Moreover, many general managers were still in the middle of repositioning assets in 2018, whereas diverse managers benefitted from being able to sell sooner and realize some gains, he adds. “The lower end of the middle market generally has more liquidity than any other part of the market. Managers can aggregate assets and sell to larger players or can sell off to smaller, less institutional buyers.” 

The other driver for diverse real estate managers is their tendency to be specialists.  Of diverse firms, 28 percent were diversified across multiple strategies, compared with nearly 50 percent for mature managers, per GCM Grosvenor data. 

“It can help get that extra return,” Braffman observes. “If you want to focus on certain sectors, it’s much easier to do that if you’re focused with these small managers and diverse managers.” 

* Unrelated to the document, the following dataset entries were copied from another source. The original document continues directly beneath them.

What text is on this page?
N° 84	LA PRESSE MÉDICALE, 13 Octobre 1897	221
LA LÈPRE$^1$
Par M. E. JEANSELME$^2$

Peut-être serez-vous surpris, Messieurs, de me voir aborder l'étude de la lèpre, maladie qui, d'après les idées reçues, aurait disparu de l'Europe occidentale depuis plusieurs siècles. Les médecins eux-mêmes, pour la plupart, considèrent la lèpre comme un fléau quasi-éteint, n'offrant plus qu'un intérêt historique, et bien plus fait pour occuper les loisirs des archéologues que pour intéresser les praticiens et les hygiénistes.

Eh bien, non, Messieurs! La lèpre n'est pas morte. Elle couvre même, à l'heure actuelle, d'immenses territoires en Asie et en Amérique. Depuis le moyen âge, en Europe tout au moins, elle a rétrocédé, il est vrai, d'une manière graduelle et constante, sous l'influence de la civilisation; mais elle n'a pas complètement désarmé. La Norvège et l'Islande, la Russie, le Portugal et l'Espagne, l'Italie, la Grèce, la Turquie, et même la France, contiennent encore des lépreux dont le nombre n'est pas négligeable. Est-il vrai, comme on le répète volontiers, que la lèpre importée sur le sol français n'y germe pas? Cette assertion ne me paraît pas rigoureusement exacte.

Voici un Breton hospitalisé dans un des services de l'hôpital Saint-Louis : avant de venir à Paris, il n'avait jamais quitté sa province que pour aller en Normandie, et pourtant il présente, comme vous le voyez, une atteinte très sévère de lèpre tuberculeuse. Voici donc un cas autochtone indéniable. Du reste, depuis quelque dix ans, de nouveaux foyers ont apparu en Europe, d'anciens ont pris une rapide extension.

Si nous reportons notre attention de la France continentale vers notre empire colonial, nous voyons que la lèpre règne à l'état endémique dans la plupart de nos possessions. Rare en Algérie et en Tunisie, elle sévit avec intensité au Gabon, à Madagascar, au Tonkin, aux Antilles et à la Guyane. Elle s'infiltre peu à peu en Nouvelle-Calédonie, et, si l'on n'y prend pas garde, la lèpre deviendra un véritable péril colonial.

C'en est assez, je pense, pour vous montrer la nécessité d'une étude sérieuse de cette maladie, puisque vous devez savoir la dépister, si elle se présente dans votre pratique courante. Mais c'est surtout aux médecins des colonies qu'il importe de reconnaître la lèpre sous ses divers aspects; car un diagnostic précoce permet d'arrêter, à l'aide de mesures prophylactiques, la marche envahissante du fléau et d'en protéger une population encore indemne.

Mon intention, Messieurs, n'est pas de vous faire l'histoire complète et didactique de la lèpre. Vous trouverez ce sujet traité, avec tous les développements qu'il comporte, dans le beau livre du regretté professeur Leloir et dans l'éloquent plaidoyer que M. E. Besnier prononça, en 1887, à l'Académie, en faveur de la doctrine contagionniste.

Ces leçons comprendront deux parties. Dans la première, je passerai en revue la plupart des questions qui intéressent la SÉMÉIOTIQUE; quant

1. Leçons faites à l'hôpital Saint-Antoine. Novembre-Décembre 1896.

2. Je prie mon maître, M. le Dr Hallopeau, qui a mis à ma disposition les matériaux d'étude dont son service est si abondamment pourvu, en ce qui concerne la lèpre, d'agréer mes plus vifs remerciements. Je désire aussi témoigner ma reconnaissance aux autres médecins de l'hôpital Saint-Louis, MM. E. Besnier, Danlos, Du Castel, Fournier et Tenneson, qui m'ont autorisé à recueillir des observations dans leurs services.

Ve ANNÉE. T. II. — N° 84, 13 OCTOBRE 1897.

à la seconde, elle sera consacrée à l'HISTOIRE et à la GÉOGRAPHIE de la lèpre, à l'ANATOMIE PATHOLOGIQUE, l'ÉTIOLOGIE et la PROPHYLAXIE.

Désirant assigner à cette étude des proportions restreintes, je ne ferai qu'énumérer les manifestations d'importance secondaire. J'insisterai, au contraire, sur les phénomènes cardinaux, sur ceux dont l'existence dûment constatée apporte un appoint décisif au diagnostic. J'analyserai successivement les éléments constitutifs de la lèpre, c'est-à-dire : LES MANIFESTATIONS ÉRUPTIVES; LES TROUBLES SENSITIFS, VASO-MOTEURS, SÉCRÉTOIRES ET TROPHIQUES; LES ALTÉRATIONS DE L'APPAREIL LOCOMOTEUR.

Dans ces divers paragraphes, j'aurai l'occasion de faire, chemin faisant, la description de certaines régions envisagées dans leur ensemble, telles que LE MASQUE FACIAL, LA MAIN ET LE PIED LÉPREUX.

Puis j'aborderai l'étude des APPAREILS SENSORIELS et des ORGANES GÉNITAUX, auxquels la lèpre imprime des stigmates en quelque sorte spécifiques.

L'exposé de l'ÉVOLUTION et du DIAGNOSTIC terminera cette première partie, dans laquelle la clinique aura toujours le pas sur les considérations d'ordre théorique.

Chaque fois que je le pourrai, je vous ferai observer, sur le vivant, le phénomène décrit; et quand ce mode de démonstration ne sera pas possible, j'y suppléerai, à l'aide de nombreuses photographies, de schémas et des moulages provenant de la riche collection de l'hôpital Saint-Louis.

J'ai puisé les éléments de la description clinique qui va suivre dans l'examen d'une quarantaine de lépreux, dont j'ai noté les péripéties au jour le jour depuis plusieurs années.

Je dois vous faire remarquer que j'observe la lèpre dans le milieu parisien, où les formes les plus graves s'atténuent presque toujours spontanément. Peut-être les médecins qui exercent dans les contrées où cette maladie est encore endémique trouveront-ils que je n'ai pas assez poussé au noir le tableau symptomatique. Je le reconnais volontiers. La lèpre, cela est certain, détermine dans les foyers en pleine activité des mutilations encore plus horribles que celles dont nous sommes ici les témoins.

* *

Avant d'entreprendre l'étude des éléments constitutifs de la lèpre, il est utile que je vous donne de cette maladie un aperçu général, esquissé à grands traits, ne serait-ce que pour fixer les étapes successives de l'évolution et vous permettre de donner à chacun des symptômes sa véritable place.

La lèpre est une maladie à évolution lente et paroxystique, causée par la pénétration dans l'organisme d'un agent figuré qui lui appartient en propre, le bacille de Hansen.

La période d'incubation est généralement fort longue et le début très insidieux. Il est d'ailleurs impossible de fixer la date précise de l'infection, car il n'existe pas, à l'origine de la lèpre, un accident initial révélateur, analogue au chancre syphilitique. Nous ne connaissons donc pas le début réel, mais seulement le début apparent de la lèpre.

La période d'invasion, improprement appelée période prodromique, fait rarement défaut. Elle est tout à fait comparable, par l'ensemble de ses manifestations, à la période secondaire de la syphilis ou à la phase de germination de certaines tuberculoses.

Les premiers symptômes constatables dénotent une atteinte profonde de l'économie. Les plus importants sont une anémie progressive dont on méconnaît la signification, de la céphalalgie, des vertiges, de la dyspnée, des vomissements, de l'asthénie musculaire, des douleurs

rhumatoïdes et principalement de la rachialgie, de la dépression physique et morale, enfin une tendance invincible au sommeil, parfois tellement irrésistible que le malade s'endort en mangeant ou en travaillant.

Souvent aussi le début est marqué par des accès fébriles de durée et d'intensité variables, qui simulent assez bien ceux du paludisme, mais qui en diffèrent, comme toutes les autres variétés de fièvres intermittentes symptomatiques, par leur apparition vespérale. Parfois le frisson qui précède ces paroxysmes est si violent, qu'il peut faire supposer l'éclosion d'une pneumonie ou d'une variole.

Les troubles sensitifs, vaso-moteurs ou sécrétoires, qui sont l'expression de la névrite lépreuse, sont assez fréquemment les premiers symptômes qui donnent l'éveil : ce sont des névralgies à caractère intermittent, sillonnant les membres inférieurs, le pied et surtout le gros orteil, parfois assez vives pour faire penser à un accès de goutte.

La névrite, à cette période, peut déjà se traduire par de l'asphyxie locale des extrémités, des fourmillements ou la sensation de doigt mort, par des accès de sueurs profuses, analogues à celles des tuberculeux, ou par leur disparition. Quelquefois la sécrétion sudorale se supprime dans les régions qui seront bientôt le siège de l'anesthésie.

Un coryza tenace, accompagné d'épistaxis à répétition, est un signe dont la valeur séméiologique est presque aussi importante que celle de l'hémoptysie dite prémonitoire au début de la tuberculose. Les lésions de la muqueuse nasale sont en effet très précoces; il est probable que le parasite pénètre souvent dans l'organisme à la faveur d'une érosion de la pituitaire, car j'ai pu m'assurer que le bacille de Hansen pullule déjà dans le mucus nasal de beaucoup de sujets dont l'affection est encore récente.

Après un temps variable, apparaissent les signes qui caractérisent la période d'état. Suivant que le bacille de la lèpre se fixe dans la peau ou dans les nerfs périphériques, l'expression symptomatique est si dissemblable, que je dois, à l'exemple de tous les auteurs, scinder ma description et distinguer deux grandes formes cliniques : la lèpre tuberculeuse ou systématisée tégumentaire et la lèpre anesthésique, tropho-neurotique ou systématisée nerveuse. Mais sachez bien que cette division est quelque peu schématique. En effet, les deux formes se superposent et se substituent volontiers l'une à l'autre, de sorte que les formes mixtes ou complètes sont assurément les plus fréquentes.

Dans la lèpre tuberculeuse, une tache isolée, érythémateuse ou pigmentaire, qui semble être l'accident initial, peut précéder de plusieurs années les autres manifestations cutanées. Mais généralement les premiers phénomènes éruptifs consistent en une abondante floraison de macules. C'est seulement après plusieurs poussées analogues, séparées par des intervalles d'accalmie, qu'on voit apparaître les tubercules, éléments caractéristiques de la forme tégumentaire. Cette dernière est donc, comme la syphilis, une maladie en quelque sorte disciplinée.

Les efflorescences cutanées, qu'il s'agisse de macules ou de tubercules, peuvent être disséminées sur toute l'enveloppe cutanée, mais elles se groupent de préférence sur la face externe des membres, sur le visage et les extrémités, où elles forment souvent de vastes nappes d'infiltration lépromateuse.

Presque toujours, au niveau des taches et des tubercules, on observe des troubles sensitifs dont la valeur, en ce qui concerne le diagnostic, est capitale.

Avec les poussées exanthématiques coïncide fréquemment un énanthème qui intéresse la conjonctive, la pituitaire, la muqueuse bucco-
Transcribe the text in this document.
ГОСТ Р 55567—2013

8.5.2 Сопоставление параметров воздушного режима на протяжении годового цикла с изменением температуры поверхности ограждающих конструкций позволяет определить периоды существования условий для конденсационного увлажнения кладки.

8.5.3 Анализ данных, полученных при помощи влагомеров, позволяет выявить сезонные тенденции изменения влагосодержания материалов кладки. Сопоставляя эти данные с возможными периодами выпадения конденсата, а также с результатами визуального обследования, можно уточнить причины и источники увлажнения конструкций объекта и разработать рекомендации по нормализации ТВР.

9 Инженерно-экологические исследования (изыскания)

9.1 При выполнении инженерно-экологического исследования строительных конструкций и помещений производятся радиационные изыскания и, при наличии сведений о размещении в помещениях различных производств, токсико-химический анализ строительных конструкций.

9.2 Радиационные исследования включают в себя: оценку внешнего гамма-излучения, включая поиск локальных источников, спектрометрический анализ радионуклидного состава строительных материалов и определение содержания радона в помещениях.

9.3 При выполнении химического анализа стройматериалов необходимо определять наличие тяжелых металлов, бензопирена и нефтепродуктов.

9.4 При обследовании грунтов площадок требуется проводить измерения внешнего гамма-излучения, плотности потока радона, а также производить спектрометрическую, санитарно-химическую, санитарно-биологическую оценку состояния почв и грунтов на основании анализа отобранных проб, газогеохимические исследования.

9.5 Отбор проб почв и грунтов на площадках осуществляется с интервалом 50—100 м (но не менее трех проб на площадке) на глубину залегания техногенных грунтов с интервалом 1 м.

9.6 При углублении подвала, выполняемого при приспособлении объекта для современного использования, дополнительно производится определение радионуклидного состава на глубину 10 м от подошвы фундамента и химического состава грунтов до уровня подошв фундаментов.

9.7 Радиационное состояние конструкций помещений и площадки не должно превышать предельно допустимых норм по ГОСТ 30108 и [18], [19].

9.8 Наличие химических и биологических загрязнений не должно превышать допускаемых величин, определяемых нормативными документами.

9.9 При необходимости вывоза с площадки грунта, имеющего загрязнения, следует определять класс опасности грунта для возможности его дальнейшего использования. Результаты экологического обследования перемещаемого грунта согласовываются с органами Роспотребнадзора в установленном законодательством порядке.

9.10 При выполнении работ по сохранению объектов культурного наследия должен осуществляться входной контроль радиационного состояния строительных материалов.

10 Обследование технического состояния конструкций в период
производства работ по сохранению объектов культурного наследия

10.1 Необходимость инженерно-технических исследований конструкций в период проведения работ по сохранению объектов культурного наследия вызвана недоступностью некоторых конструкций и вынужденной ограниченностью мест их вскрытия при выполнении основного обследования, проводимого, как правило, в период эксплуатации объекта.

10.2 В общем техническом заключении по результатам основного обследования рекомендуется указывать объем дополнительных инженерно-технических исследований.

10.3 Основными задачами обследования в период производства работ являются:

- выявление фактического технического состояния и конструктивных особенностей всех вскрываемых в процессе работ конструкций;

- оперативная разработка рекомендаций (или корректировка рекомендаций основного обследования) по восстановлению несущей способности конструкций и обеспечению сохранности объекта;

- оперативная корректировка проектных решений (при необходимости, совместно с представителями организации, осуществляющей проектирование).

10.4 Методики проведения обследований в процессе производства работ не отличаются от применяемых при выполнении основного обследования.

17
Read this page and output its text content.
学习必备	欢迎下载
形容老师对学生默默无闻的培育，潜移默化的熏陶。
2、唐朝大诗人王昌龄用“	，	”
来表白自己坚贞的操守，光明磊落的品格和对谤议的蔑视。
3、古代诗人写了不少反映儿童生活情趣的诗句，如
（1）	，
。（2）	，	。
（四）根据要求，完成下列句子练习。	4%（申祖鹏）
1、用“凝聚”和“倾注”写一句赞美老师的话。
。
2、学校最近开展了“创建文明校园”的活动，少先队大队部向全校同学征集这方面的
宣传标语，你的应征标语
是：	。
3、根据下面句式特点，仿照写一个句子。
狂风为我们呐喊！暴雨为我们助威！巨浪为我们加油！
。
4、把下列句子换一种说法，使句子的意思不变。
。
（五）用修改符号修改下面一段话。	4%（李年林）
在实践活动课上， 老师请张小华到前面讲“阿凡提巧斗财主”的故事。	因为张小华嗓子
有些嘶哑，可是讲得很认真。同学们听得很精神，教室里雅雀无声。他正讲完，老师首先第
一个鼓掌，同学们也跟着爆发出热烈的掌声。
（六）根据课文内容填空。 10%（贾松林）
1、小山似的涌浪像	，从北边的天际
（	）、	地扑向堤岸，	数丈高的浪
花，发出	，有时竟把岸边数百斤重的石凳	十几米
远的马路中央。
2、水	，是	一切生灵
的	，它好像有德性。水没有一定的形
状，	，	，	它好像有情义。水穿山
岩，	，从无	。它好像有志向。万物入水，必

But he cautions against putting too much emphasis on any one performance year. “It’s so important to look at this over long periods of time as opposed to one year. If there’s many years where the trend is good, then that’s where I’d focus.”    

Positive impacts 

Deborah Harmon, co-founder and chief executive at Maryland-based manager Artemis Real Estate Partners, says her own firm’s decade-long track record of investing with diverse partners supports GCM Grosvenor’s findings. “Diversity directly and positively impacts the bottom line. Diverse teams can be more challenging to create and lead but have the potential to outperform by identifying different business risks and opportunities and inoculating against groupthink.” 

The GCM Grosvenor data refutes the common misconception that investing with diverse firms means sacrificing performance. Robert Sessa, head of real estate at the Employees Retirement System of Texas, told PERE in a 2018 interview that diversity was not the top goal of the pension’s emerging manager program. “A byproduct of this program is definitely supporting women or minorities, but we’re out there to earn returns,” he said. ERS declined to comment for this story. 

“It seems to me that unconscious bias, perhaps even conscious bias, continue to work against women and people of color,” Harmon says. “There must be intentionality with respect to investing with diverse-owned and diverse-led firms as race- and gender-blind policies have largely maintained the status quo. Investors construct portfolios in which unintentional allocations and historical inequities do not maximize potential for the outsized risk-adjusted returns that diverse firms can provide.”